La petición de la alcaldesa de Las Palmas de Gran Canaria, Carolina Darias, para que el Gobierno de Canarias declare la capital como zona tensionada se topa con una postura contraria por parte del Ejecutivo regional. El área de Vivienda fundamenta su discrepancia en estudios propios que sugieren que la medida podría no ser efectiva para bajar los precios del alquiler e incluso ser contraproducente.
Darias había manifestado recientemente que «el Gobierno no quiere ver la posibilidad de rebajar el alquiler a las familias de Las Palmas de Gran Canaria». Desde la Consejería de Vivienda, sin embargo, evitan un enfrentamiento directo y recuerdan que aún está pendiente la entrega de información adicional solicitada al Ayuntamiento.
La oposición del Gobierno canario se apoya en informes como el del Observatorio del Alquiler de la Fundación Alquiler Seguro. Según estos datos, desde la entrada en vigor de la Ley de Vivienda, la oferta de alquiler en la ciudad se ha reducido significativamente, pasando de 26.019 a 18.809 viviendas, mientras que el interés por cada inmueble se ha duplicado.
El Gobierno regional interpreta esta contracción del mercado como una reacción adversa a las normativas que implicaría la declaración de zona tensionada. Estiman que tampoco tendría una incidencia directa en los precios, que han pasado de rondar los 800 euros a situarse en torno a los 1.200 euros mensuales.

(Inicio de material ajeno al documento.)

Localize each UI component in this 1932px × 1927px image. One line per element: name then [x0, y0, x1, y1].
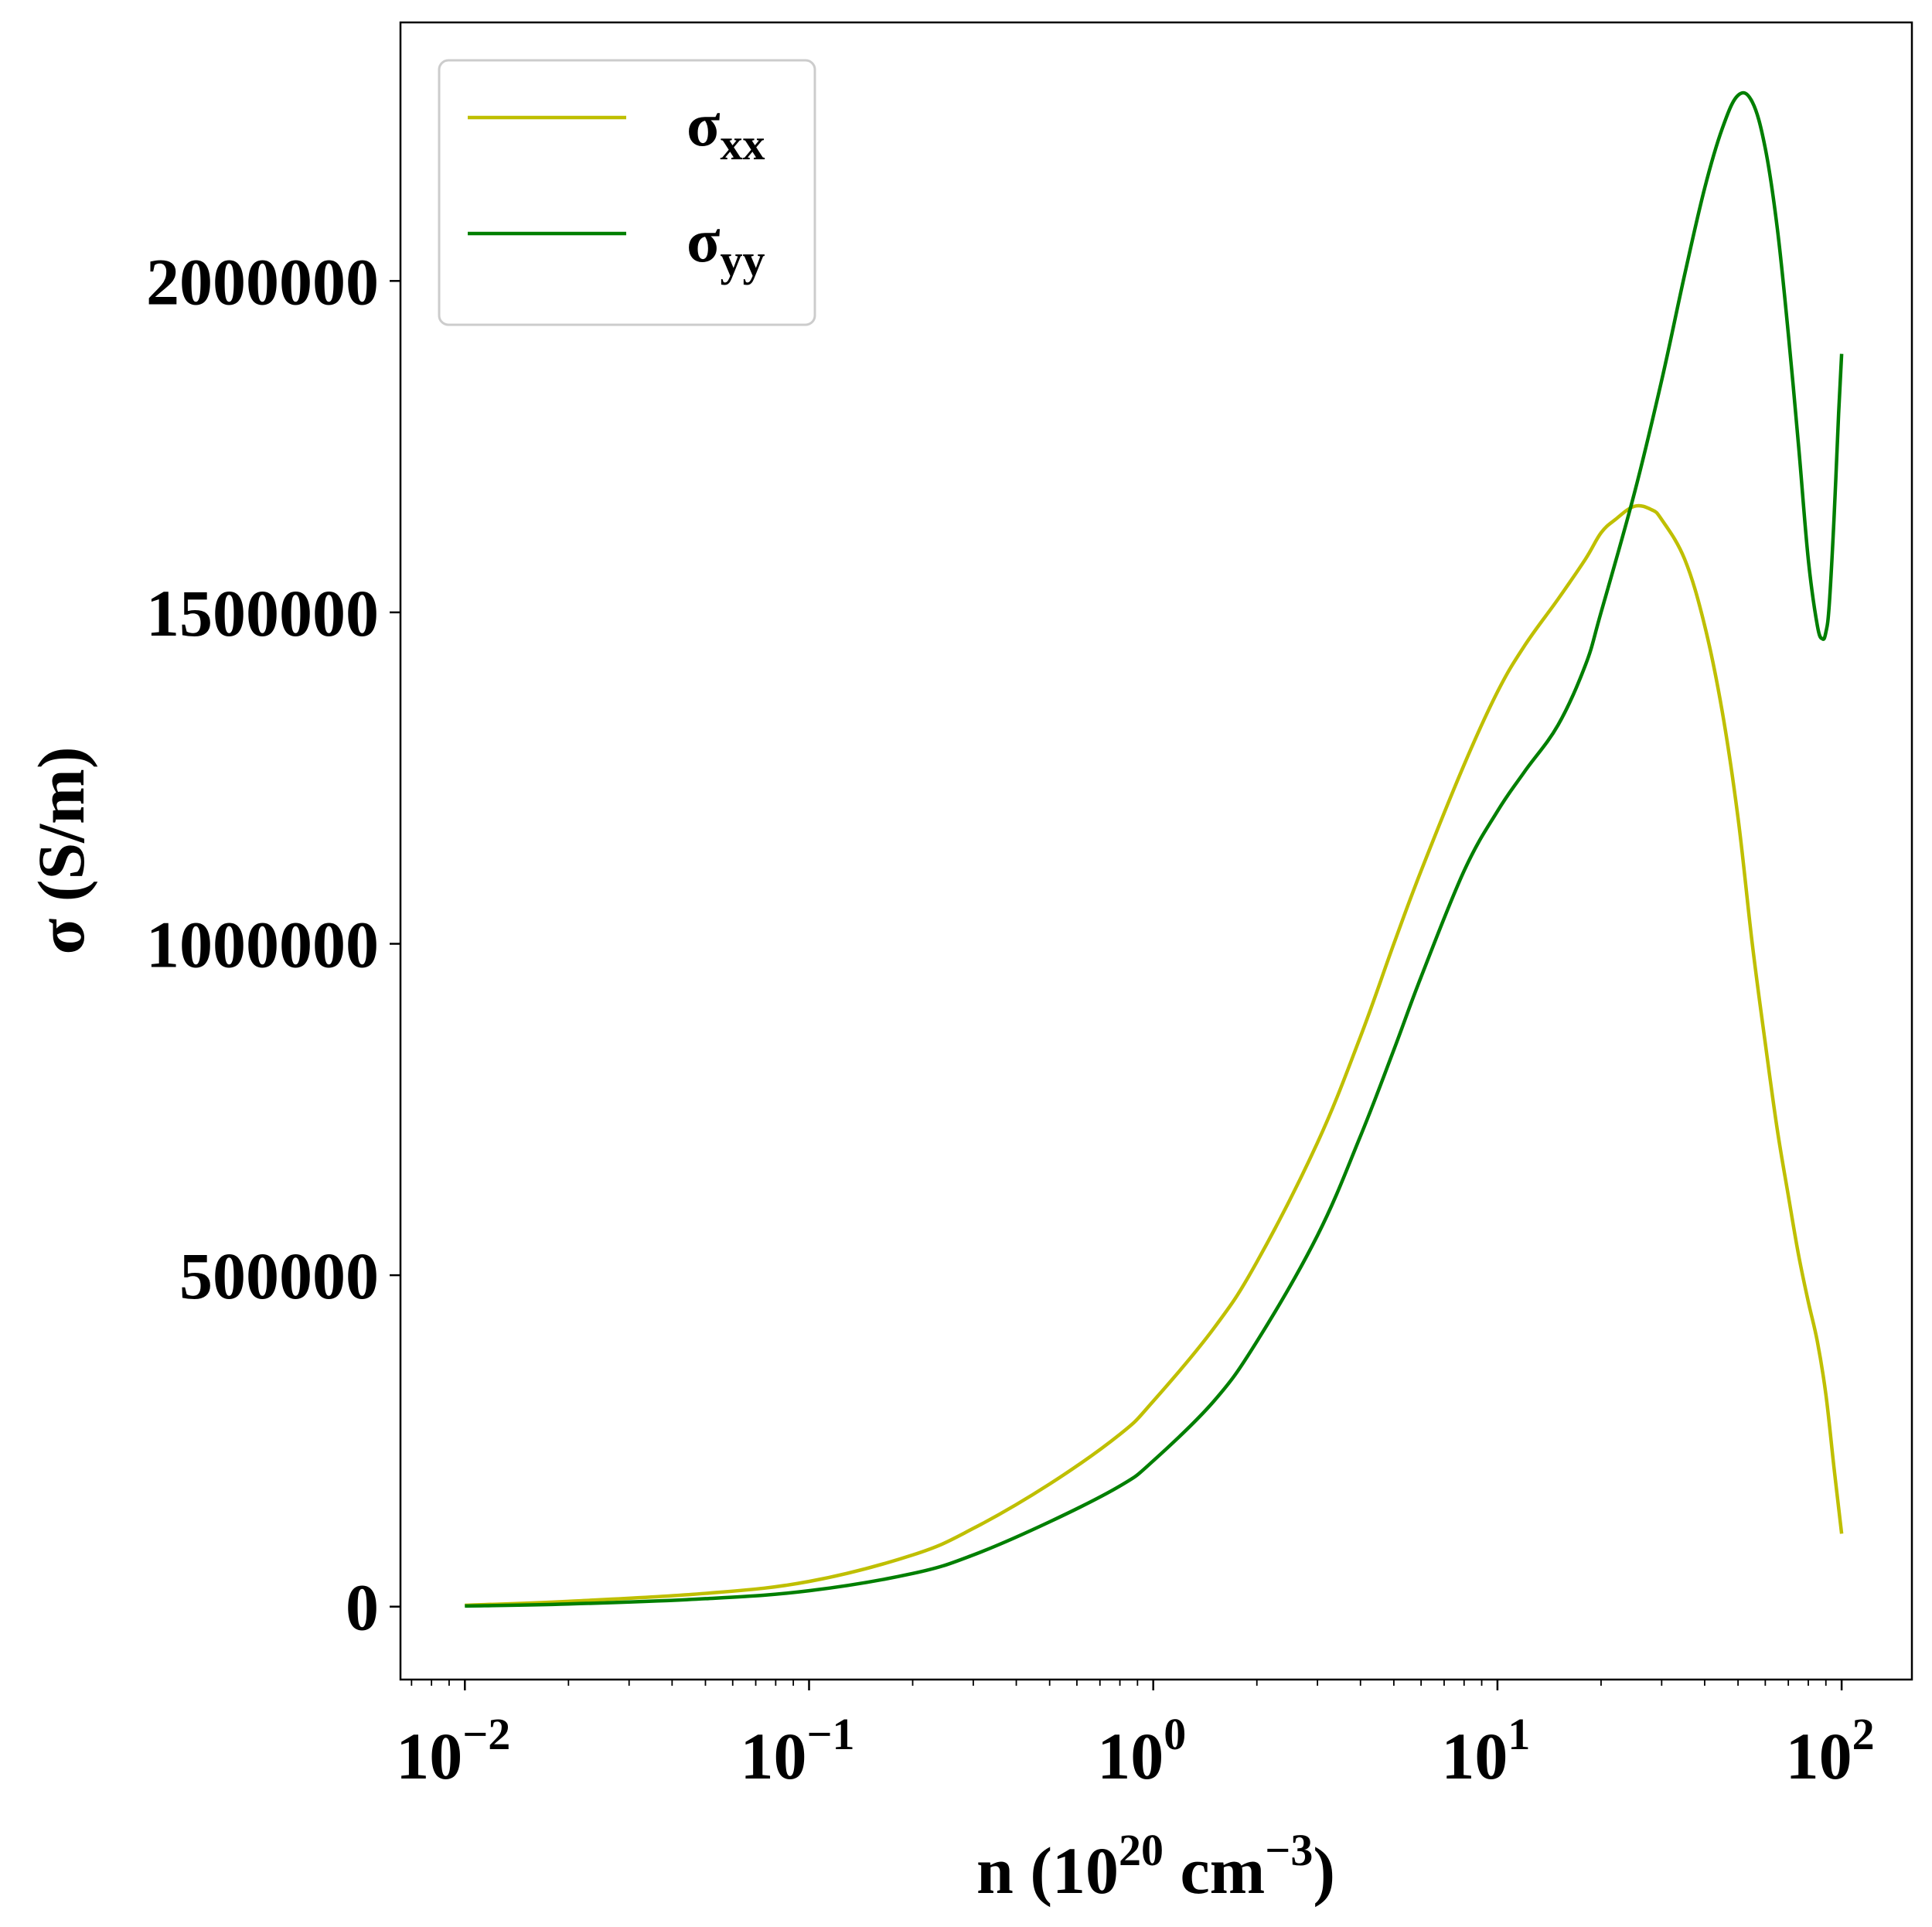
x-tick-label-exponent: −1 [806, 1709, 854, 1759]
x-tick-label-base: 10 [396, 1719, 462, 1793]
legend-label-yy: σyy [687, 207, 765, 285]
legend-label-yy-name: σ [687, 207, 721, 275]
x-axis-title-mid: cm [1164, 1833, 1265, 1908]
series-line-xx [465, 503, 1844, 1608]
y-tick-label: 2000000 [146, 244, 379, 319]
legend-label-xx: σxx [687, 91, 765, 169]
x-tick-label: 10−1 [740, 1709, 854, 1793]
y-axis: 0 500000 1000000 1500000 2000000 [146, 244, 400, 1645]
x-axis: 10−2 10−1 100 101 102 [396, 1680, 1875, 1793]
legend: σxx σyy [438, 59, 816, 326]
x-axis-title-sup1: 20 [1119, 1825, 1164, 1875]
y-axis-title: σ (S/m) [24, 747, 98, 955]
plot-frame [399, 21, 1913, 1681]
x-axis-title-sup2: −3 [1265, 1825, 1313, 1875]
x-tick-label-base: 10 [1441, 1719, 1508, 1793]
x-tick-label-exponent: 2 [1852, 1709, 1875, 1759]
x-tick-label: 10−2 [396, 1709, 510, 1793]
y-tick-label: 1500000 [146, 576, 379, 650]
x-tick-label-exponent: 1 [1508, 1709, 1530, 1759]
legend-label-xx-name: σ [687, 91, 721, 159]
x-axis-title-main: n (10 [976, 1833, 1119, 1908]
series-layer [465, 90, 1844, 1608]
x-tick-label-base: 10 [1786, 1719, 1852, 1793]
x-tick-label-base: 10 [1097, 1719, 1164, 1793]
x-tick-label: 100 [1097, 1709, 1186, 1793]
x-tick-label-exponent: −2 [462, 1709, 510, 1759]
legend-frame [438, 59, 816, 326]
x-tick-label-base: 10 [740, 1719, 806, 1793]
y-tick-label: 1000000 [146, 908, 379, 982]
y-tick-label: 0 [346, 1571, 379, 1645]
y-tick-label: 500000 [179, 1239, 379, 1313]
x-axis-title-end: ) [1313, 1833, 1335, 1908]
series-line-yy [465, 90, 1844, 1608]
x-tick-label: 102 [1786, 1709, 1875, 1793]
x-axis-title: n (1020 cm−3) [976, 1825, 1335, 1908]
x-tick-label-exponent: 0 [1164, 1709, 1186, 1759]
legend-label-yy-subscript: yy [721, 235, 765, 285]
legend-label-xx-subscript: xx [721, 119, 765, 169]
x-tick-label: 101 [1441, 1709, 1530, 1793]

No obstante, informes con los que trabaja el Gobierno de Canarias sí alertan sobre el coste de la vivienda en la capital. Señalan que el ciudadano destina un 38,5% de sus ingresos al pago de la vivienda, superando el umbral del 35% considerado de riesgo.
Este escenario de posturas enfrentadas pone de manifiesto la falta de acuerdo entre ambas administraciones en políticas que requieren colaboración, como ya ocurre en otros proyectos urbanísticos y de infraestructuras.